At the time of the incident, I was doing 54mph. This was a 5% uphill grade, with outside temps of 80F and a total distance traveled from cold of 15 miles.
I heard the explosion and thought it was my front tire and was thinking how amazing the retrobands are. I was passing a semi on the uphill climb and had to let off gas to move over. As I moved lanes I could visually see the tag tire wobble and I allowed my speed to continue to drop naturally as I eased to the shoulder. I then drove about 100 ft, trying to get to the most visible spot when I noticed the tire working off the rim. I stopped there.

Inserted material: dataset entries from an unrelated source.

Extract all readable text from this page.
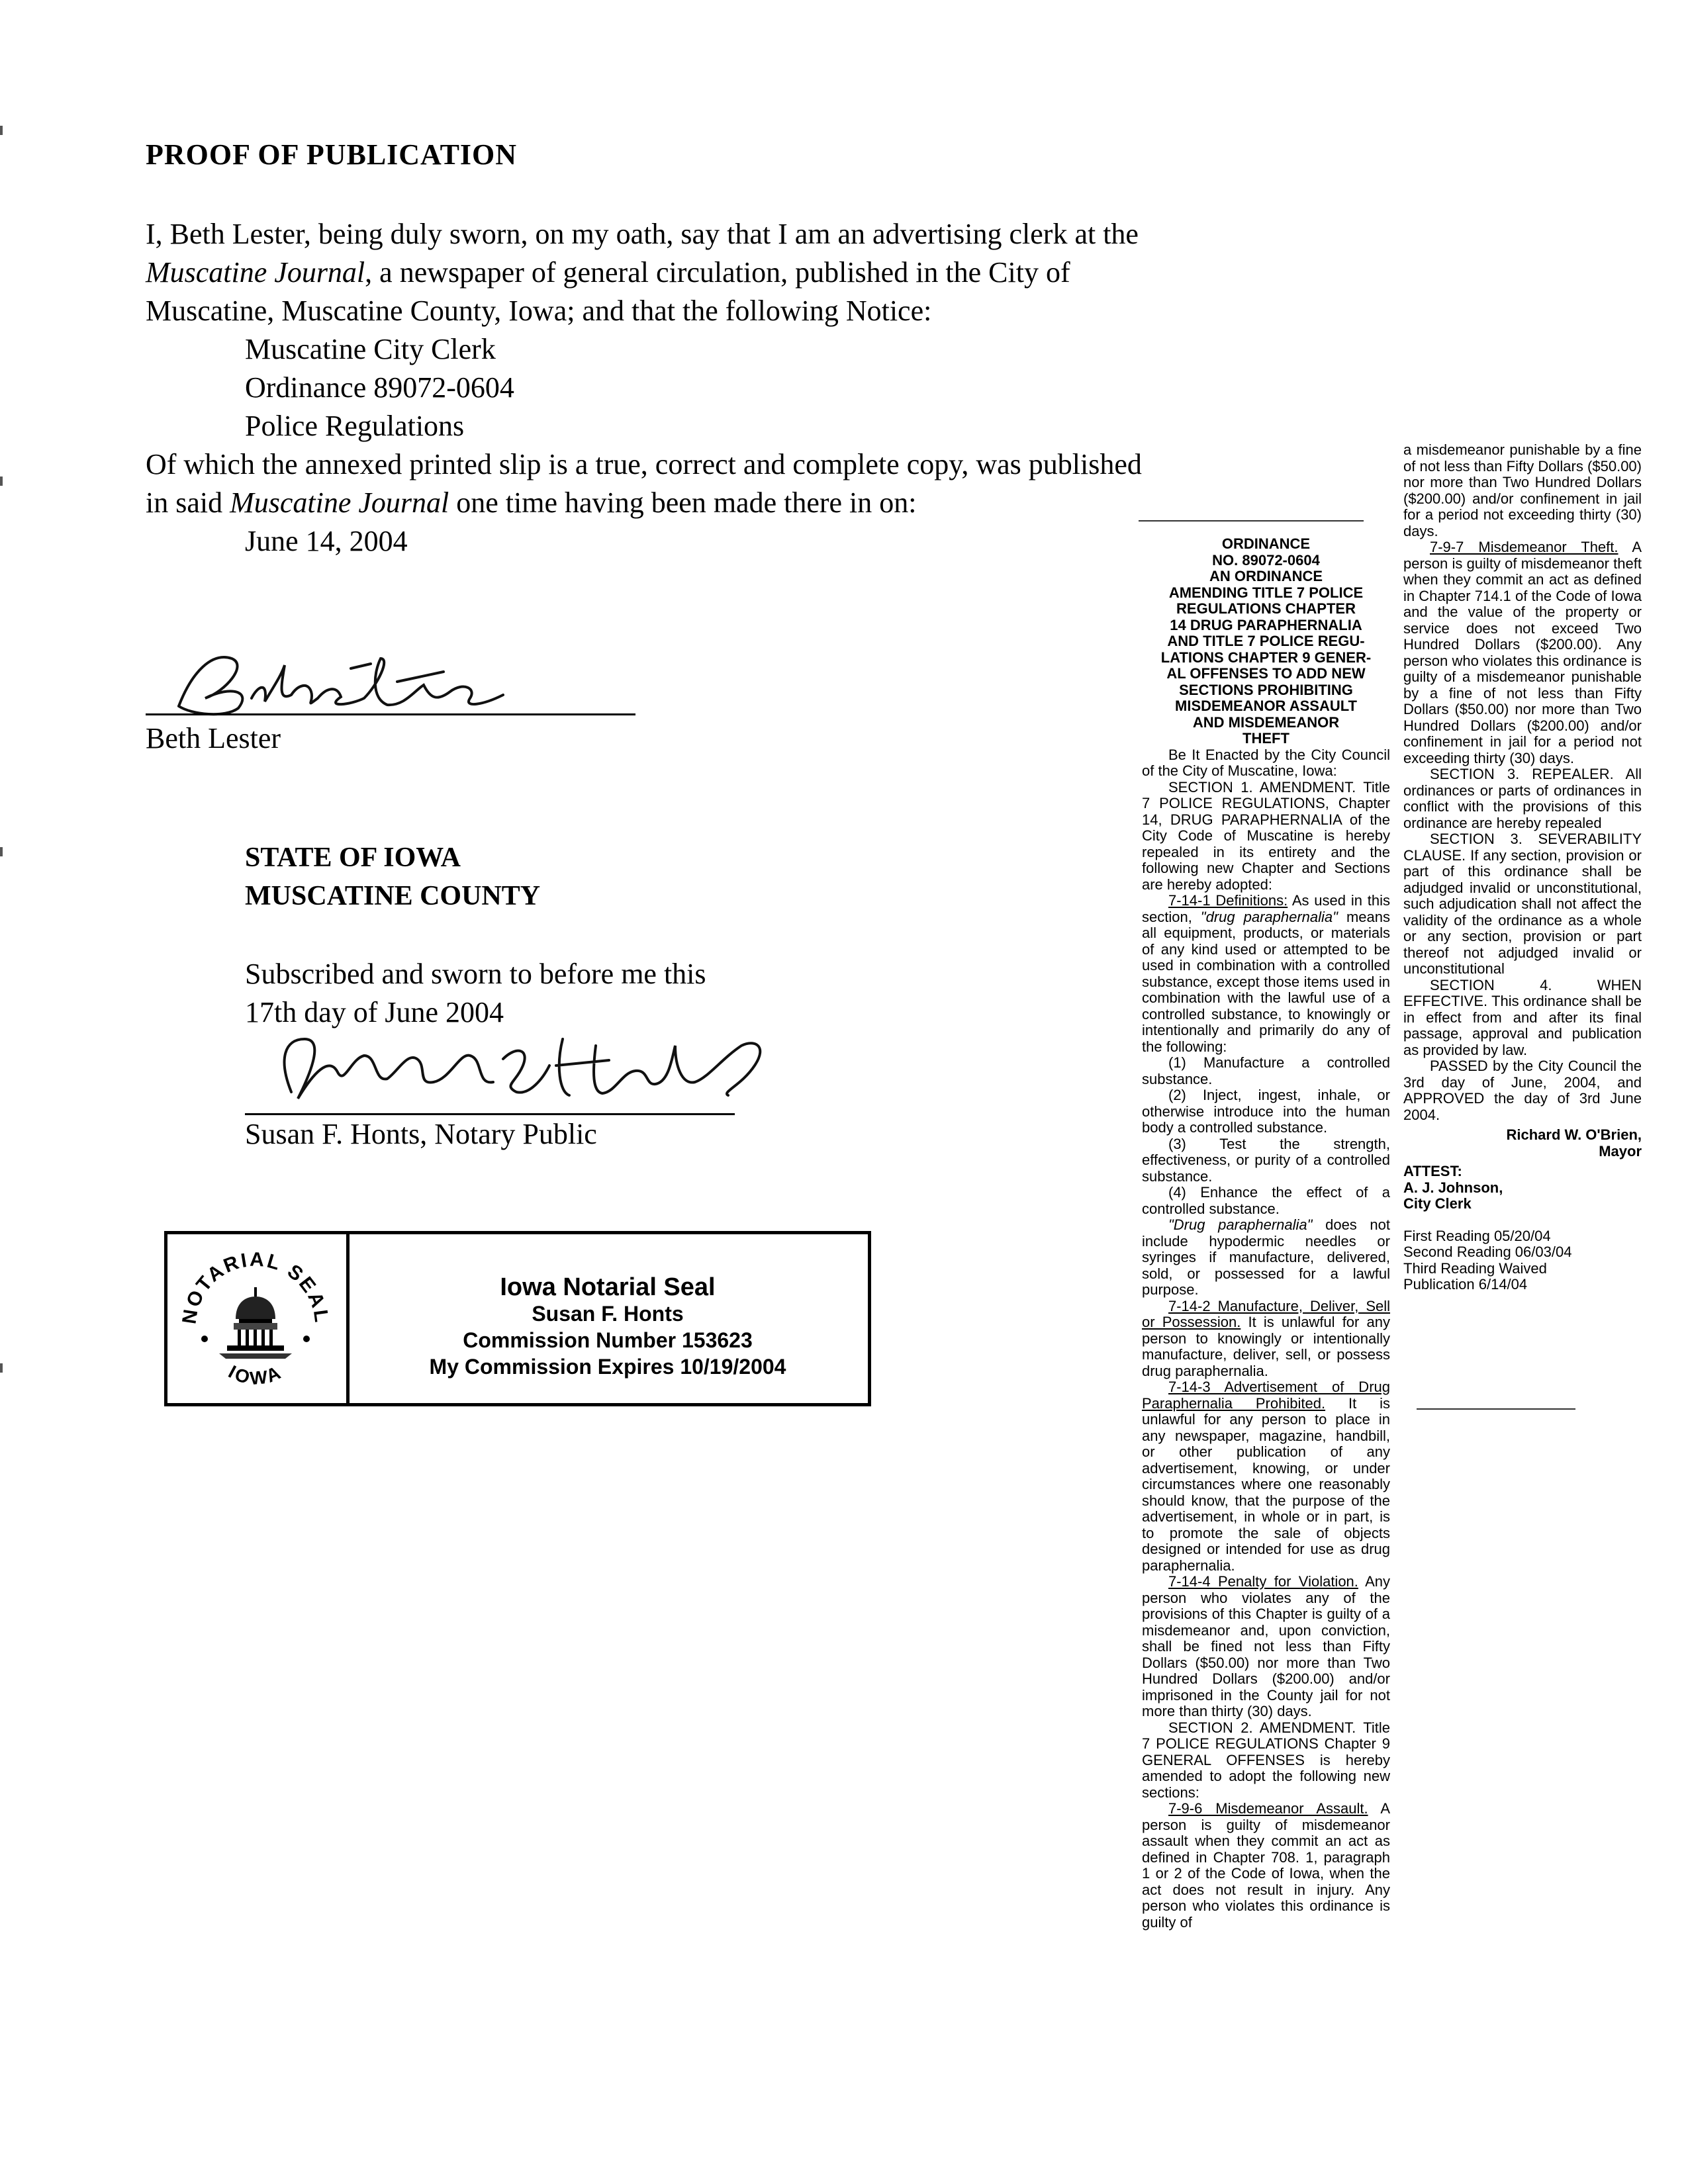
PROOF OF PUBLICATION
I, Beth Lester, being duly sworn, on my oath, say that I am an advertising clerk at the
Muscatine Journal, a newspaper of general circulation, published in the City of
Muscatine, Muscatine County, Iowa; and that the following Notice:
Muscatine City Clerk
Ordinance 89072-0604
Police Regulations
Of which the annexed printed slip is a true, correct and complete copy, was published
in said Muscatine Journal one time having been made there in on:
June 14, 2004
Beth Lester
STATE OF IOWA
MUSCATINE COUNTY
Subscribed and sworn to before me this
17th day of June 2004
Susan F. Honts, Notary Public
NOTARIAL SEAL
IOWA
Iowa Notarial Seal
Susan F. Honts
Commission Number 153623
My Commission Expires 10/19/2004

ORDINANCE

NO. 89072-0604

AN ORDINANCE

AMENDING TITLE 7 POLICE

REGULATIONS CHAPTER

14 DRUG PARAPHERNALIA

AND TITLE 7 POLICE REGU-

LATIONS CHAPTER 9 GENER-

AL OFFENSES TO ADD NEW

SECTIONS PROHIBITING

MISDEMEANOR ASSAULT

AND MISDEMEANOR

THEFT

Be It Enacted by the City Council of the City of Muscatine, Iowa:

SECTION 1. AMENDMENT. Title 7 POLICE REGULATIONS, Chapter 14, DRUG PARAPHERNALIA of the City Code of Muscatine is hereby repealed in its entirety and the following new Chapter and Sections are hereby adopted:

7-14-1 Definitions: As used in this section, "drug paraphernalia" means all equipment, products, or materials of any kind used or attempted to be used in combination with a controlled substance, except those items used in combination with the lawful use of a controlled substance, to knowingly or intentionally and primarily do any of the following:

(1) Manufacture a controlled substance.

(2) Inject, ingest, inhale, or otherwise introduce into the human body a controlled substance.

(3) Test the strength, effectiveness, or purity of a controlled substance.

(4) Enhance the effect of a controlled substance.

"Drug paraphernalia" does not include hypodermic needles or syringes if manufacture, delivered, sold, or possessed for a lawful purpose.

7-14-2 Manufacture, Deliver, Sell or Possession. It is unlawful for any person to knowingly or intentionally manufacture, deliver, sell, or possess drug paraphernalia.

7-14-3 Advertisement of Drug Paraphernalia Prohibited. It is unlawful for any person to place in any newspaper, magazine, handbill, or other publication of any advertisement, knowing, or under circumstances where one reasonably should know, that the purpose of the advertisement, in whole or in part, is to promote the sale of objects designed or intended for use as drug paraphernalia.

7-14-4 Penalty for Violation. Any person who violates any of the provisions of this Chapter is guilty of a misdemeanor and, upon conviction, shall be fined not less than Fifty Dollars ($50.00) nor more than Two Hundred Dollars ($200.00) and/or imprisoned in the County jail for not more than thirty (30) days.

SECTION 2. AMENDMENT. Title 7 POLICE REGULATIONS Chapter 9 GENERAL OFFENSES is hereby amended to adopt the following new sections:

7-9-6 Misdemeanor Assault. A person is guilty of misdemeanor assault when they commit an act as defined in Chapter 708. 1, paragraph 1 or 2 of the Code of Iowa, when the act does not result in injury. Any person who violates this ordinance is guilty of

a misdemeanor punishable by a fine of not less than Fifty Dollars ($50.00) nor more than Two Hundred Dollars ($200.00) and/or confinement in jail for a period not exceeding thirty (30) days.

7-9-7 Misdemeanor Theft. A person is guilty of misdemeanor theft when they commit an act as defined in Chapter 714.1 of the Code of Iowa and the value of the property or service does not exceed Two Hundred Dollars ($200.00). Any person who violates this ordinance is guilty of a misdemeanor punishable by a fine of not less than Fifty Dollars ($50.00) nor more than Two Hundred Dollars ($200.00) and/or confinement in jail for a period not exceeding thirty (30) days.

SECTION 3. REPEALER. All ordinances or parts of ordinances in conflict with the provisions of this ordinance are hereby repealed

SECTION 3. SEVERABILITY CLAUSE. If any section, provision or part of this ordinance shall be adjudged invalid or unconstitutional, such adjudication shall not affect the validity of the ordinance as a whole or any section, provision or part thereof not adjudged invalid or unconstitutional

SECTION 4. WHEN EFFECTIVE. This ordinance shall be in effect from and after its final passage, approval and publication as provided by law.

PASSED by the City Council the 3rd day of June, 2004, and APPROVED the day of 3rd June 2004.

Richard W. O'Brien,

Mayor

ATTEST:

A. J. Johnson,

City Clerk

First Reading 05/20/04

Second Reading 06/03/04

Third Reading Waived

Publication 6/14/04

I mentioned earlier about a wobble. This started last year leaving Texas for glacier. At that time it was only at 68-70 and not below or above. On the return trip last year it became more pronounced below 60, but 62-68 was fine and that’s where I kept it.
I always assumed it was steer tires as it was felt in the steering, mirrors etc.

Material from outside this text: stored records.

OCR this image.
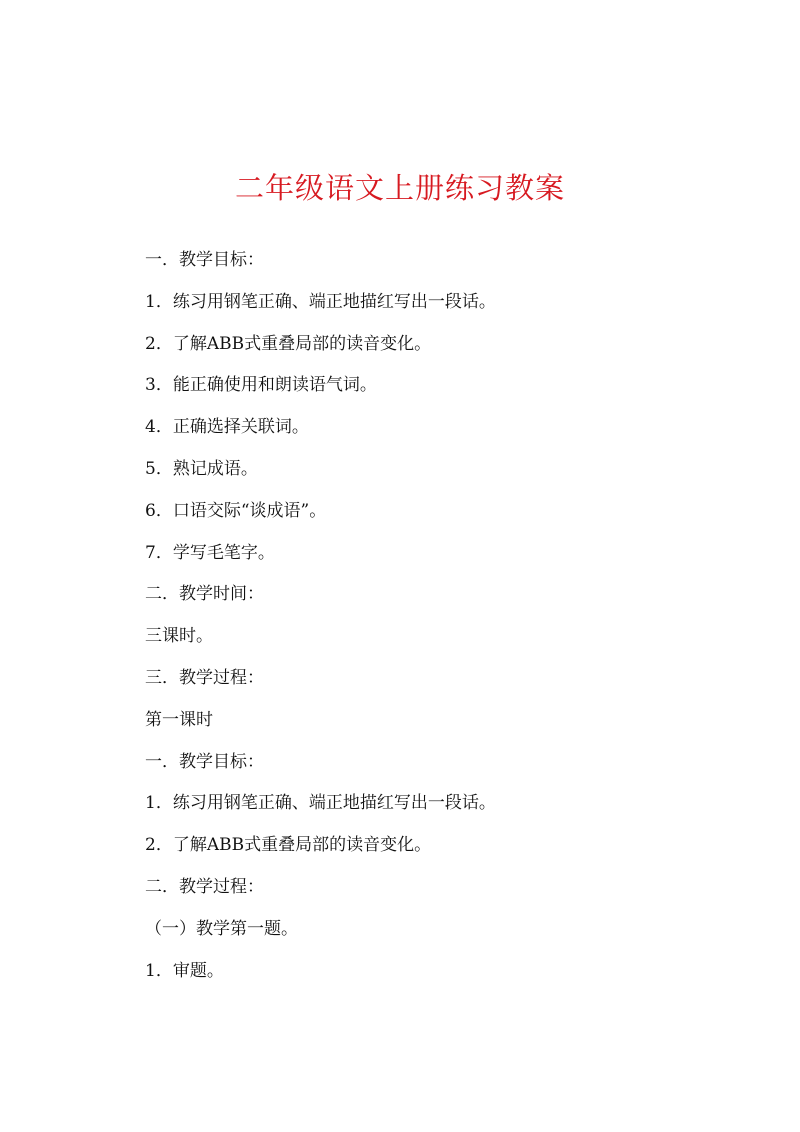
二年级语文上册练习教案
一．教学目标：
1．练习用钢笔正确、端正地描红写出一段话。
2．了解ABB式重叠局部的读音变化。
3．能正确使用和朗读语气词。
4．正确选择关联词。
5．熟记成语。
6．口语交际“谈成语”。
7．学写毛笔字。
二．教学时间：
三课时。
三．教学过程：
第一课时
一．教学目标：
1．练习用钢笔正确、端正地描红写出一段话。
2．了解ABB式重叠局部的读音变化。
二．教学过程：
（一）教学第一题。
1．审题。
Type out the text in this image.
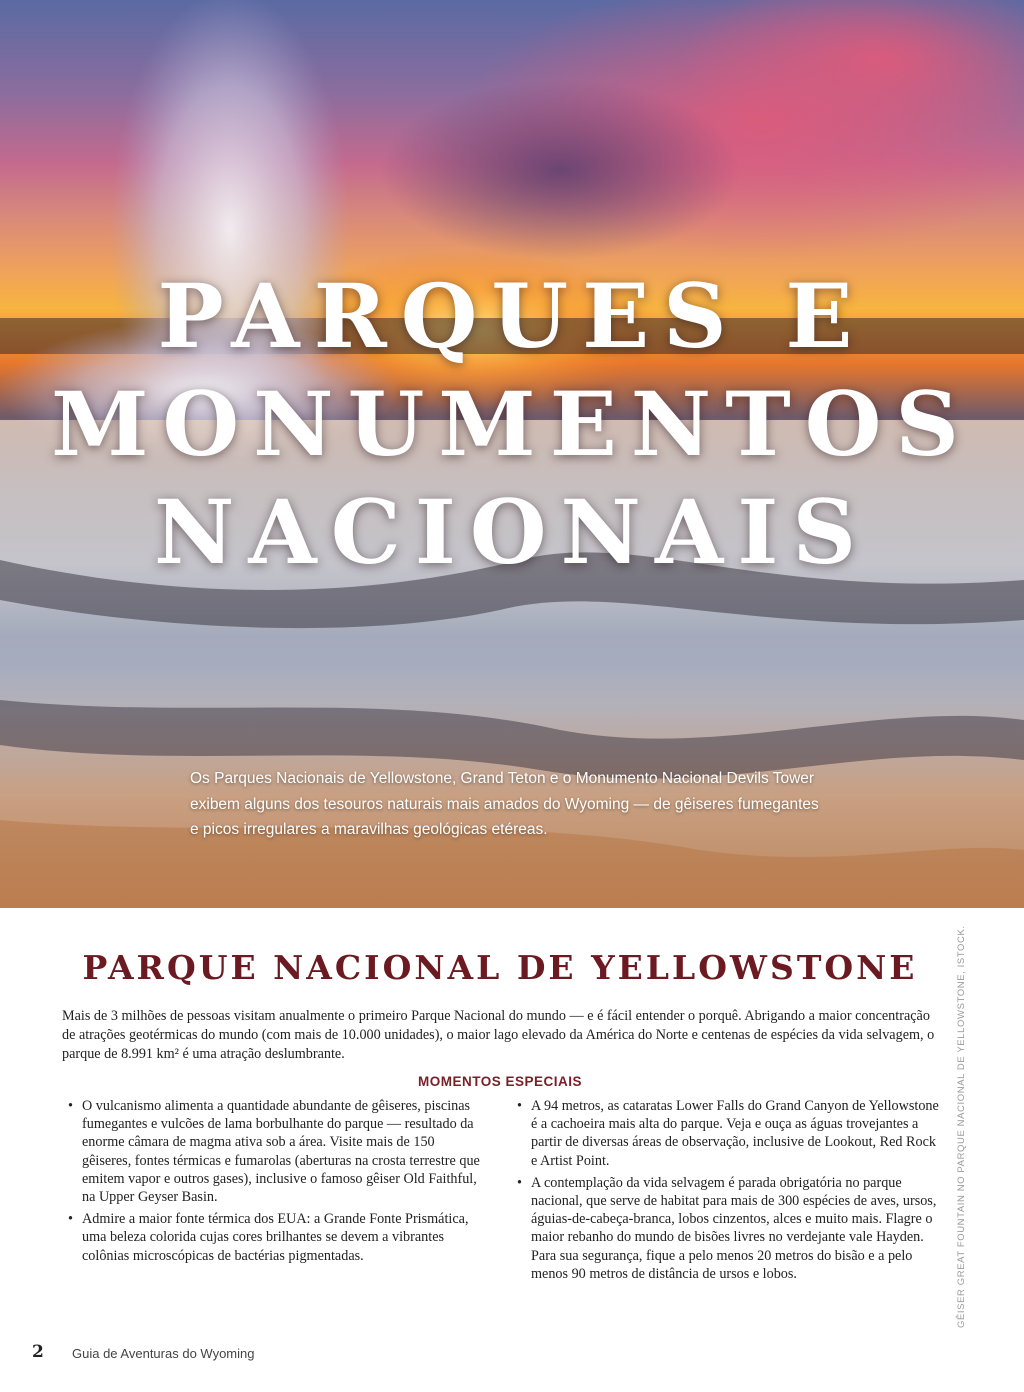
PARQUES E
MONUMENTOS
NACIONAIS

Os Parques Nacionais de Yellowstone, Grand Teton e o Monumento Nacional Devils Tower exibem alguns dos tesouros naturais mais amados do Wyoming — de gêiseres fumegantes e picos irregulares a maravilhas geológicas etéreas.

PARQUE NACIONAL DE YELLOWSTONE

Mais de 3 milhões de pessoas visitam anualmente o primeiro Parque Nacional do mundo — e é fácil entender o porquê. Abrigando a maior concentração de atrações geotérmicas do mundo (com mais de 10.000 unidades), o maior lago elevado da América do Norte e centenas de espécies da vida selvagem, o parque de 8.991 km² é uma atração deslumbrante.

MOMENTOS ESPECIAIS
• O vulcanismo alimenta a quantidade abundante de gêiseres, piscinas fumegantes e vulcões de lama borbulhante do parque — resultado da enorme câmara de magma ativa sob a área. Visite mais de 150 gêiseres, fontes térmicas e fumarolas (aberturas na crosta terrestre que emitem vapor e outros gases), inclusive o famoso gêiser Old Faithful, na Upper Geyser Basin.
• Admire a maior fonte térmica dos EUA: a Grande Fonte Prismática, uma beleza colorida cujas cores brilhantes se devem a vibrantes colônias microscópicas de bactérias pigmentadas.
• A 94 metros, as cataratas Lower Falls do Grand Canyon de Yellowstone é a cachoeira mais alta do parque. Veja e ouça as águas trovejantes a partir de diversas áreas de observação, inclusive de Lookout, Red Rock e Artist Point.
• A contemplação da vida selvagem é parada obrigatória no parque nacional, que serve de habitat para mais de 300 espécies de aves, ursos, águias-de-cabeça-branca, lobos cinzentos, alces e muito mais. Flagre o maior rebanho do mundo de bisões livres no verdejante vale Hayden. Para sua segurança, fique a pelo menos 20 metros do bisão e a pelo menos 90 metros de distância de ursos e lobos.	GÊISER GREAT FOUNTAIN NO PARQUE NACIONAL DE YELLOWSTONE, ISTOCK.

2 Guia de Aventuras do Wyoming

This winter I rotated the steering tires and checked them visually while off the coach. They looked great.
we left for Montana this year and noticed a terrible shimmy starting at 25 and staying strong until 62. It was so bad we couldn’t see out the mirrors or keep anything on the table without it bouncing off.
I took the coach to southern tire mart and had them test steering wheel balance. It was off and the rebalanced and did a road force test for runout. Told me tires are now perfect. The shimmy never left and I figured I had a hub, bad tire, or combination. 64 was tolerable.
After this blowout, the coach drives like a Mercedes. No wobble at all at any speed.
Lesson learned: you can’t tell which tire is bad by the feel. Any shimmy or speed related vibrations are potentially a tire giving up.
I will be putting 6 toyos on the rear before I return home.